Marcus Johnson
Houston, Texas · Based in Houston

“I walked through the Door of No Return and I understood — I wasn't visiting. I was coming back.”
I almost didn't go. That's the thing nobody tells you about heritage travel — the closer you get to the truth, the more reasons your mind invents to turn around. I had the ticket booked for three months before I actually boarded the plane. I'm a high school history teacher in Houston, Texas. I teach African American history to eleventh graders. I have read every book. I have shown every documentary. But reading about the transatlantic slave trade and standing in the place where it happened are two entirely different kinds of knowing.
The flight was long. I landed at Accra International Airport — AIA — at dawn, and when I stepped off the plane and the warm air hit my face, something shifted in my chest. I don't know how to describe it except to say that my body recognized something my mind had never been taught. The people around me looked like my family. Not metaphorically. Actually. I saw my uncle's forehead. My cousin's walk. My grandmother's hands.
The drive from Accra to Cape Coast took about three hours along the coast road. I watched the Atlantic Ocean through the window and thought about how that same water connected Houston to this shore. My driver, a man named Kofi, played highlife music and pointed out landmarks. He was gentle with me, as if he knew what I was driving toward.

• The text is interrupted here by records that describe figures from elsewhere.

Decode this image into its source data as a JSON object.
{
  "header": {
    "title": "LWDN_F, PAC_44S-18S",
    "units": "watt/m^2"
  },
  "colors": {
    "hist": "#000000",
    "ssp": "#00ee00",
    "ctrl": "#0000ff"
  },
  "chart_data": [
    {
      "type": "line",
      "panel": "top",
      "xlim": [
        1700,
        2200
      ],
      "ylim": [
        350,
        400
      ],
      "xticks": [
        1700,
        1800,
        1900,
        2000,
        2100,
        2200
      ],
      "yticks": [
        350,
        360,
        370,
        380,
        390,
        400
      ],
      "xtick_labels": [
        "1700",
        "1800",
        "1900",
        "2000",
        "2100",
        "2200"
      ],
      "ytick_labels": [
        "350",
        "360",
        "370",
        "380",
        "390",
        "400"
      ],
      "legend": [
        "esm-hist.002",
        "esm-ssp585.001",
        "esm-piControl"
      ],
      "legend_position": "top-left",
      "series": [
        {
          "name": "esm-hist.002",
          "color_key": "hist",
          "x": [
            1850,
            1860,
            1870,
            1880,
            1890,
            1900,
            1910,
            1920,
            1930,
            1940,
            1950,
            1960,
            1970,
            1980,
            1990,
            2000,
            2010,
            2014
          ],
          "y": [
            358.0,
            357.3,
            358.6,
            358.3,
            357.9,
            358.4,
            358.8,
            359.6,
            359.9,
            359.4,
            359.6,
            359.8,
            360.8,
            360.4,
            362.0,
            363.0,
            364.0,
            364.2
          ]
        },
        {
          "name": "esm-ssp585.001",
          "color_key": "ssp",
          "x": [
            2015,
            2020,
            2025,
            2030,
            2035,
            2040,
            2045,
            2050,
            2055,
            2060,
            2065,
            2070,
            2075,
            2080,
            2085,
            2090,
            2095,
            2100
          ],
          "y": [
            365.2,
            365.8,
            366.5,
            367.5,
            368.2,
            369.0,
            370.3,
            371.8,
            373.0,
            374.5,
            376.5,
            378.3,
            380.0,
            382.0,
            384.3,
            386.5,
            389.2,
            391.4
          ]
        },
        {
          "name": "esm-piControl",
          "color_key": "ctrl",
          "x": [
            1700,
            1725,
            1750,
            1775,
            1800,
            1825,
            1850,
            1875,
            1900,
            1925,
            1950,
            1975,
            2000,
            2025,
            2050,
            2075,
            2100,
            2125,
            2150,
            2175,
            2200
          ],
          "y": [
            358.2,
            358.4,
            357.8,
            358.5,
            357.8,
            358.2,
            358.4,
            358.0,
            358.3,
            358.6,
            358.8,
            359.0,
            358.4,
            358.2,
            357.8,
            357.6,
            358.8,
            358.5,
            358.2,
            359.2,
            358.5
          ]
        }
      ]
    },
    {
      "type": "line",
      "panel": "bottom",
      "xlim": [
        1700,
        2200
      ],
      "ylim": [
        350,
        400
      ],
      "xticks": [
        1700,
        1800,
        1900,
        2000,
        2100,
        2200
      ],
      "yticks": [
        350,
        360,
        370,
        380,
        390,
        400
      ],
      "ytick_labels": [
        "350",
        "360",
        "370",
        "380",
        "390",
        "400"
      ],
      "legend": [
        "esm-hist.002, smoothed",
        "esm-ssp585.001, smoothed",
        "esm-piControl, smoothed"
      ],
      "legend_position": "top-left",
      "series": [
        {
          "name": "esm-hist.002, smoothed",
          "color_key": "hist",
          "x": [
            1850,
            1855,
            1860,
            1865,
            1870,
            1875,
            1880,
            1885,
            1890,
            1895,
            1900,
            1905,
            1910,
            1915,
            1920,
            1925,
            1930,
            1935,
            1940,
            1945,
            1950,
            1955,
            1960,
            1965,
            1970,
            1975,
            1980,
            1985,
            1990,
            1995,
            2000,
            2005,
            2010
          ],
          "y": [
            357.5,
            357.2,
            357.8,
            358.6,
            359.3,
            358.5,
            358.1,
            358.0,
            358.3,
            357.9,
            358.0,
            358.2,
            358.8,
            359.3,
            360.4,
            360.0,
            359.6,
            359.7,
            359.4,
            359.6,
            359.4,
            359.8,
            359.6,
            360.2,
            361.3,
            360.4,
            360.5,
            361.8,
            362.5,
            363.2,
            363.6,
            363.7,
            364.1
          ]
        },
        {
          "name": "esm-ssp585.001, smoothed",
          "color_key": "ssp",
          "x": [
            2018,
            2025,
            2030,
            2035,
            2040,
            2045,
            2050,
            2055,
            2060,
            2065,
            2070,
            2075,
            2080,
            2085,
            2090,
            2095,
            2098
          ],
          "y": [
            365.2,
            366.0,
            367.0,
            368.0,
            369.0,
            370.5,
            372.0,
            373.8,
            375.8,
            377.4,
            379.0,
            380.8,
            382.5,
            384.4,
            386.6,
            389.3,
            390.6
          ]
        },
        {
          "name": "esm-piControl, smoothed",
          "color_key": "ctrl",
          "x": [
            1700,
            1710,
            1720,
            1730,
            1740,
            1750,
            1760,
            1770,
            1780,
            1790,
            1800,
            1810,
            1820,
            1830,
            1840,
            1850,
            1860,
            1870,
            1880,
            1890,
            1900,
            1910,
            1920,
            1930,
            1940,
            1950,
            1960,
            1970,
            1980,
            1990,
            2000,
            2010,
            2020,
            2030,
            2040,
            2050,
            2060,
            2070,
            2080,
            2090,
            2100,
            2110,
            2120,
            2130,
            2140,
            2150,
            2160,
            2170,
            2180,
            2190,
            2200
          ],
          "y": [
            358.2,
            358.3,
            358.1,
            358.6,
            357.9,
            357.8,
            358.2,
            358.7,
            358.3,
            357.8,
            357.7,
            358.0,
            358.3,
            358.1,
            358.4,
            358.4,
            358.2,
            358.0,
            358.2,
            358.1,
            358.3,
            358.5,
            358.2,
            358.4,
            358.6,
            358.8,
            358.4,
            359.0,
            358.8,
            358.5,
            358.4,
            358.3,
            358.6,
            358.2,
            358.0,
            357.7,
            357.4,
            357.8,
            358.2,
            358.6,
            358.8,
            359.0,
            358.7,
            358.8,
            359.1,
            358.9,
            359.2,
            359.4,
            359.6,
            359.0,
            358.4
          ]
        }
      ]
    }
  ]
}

Cape Coast Castle is white against the blue sky. It is beautiful, and that beauty is part of its horror. I walked through the courtyards where British officers once dined and danced above the dungeons where enslaved Africans were held. The guide led our group underground, into the male dungeon. The ceiling was low. The air was thick. There were grooves worn into the stone floor from centuries of human bodies. The guide said that at any given time, up to a thousand men were held in that single room. He paused and let the silence do the teaching.
Then he said something I will carry for the rest of my life. He looked at me — looked directly at me — and said, "Your ancestors may have stood in this exact spot. They survived this room so that you could stand here today." I couldn't speak. I couldn't breathe properly. A woman next to me, a sister from Chicago, took my hand, and we held onto each other like we were keeping each other from falling.
The Door of No Return is a small, narrow opening in the castle wall that leads out to the sea. Enslaved people walked through it onto the ships and never came back. There is a ceremony now where descendants of the diaspora walk through the door and then turn around and walk back through it. They call it the Door of Return. When I walked through and turned around and stepped back onto Ghanaian soil, I wept. I wept like I had been holding something for four hundred years and finally had permission to set it down.
I have been back to Houston for five months now, and I am not the same teacher I was. I teach with a weight and a reverence I did not have before. My students see it. I am planning to bring a group of them to Ghana next summer. They need to stand where I stood. They need to feel what I felt.
Ghana didn't give me answers. It gave me the right questions.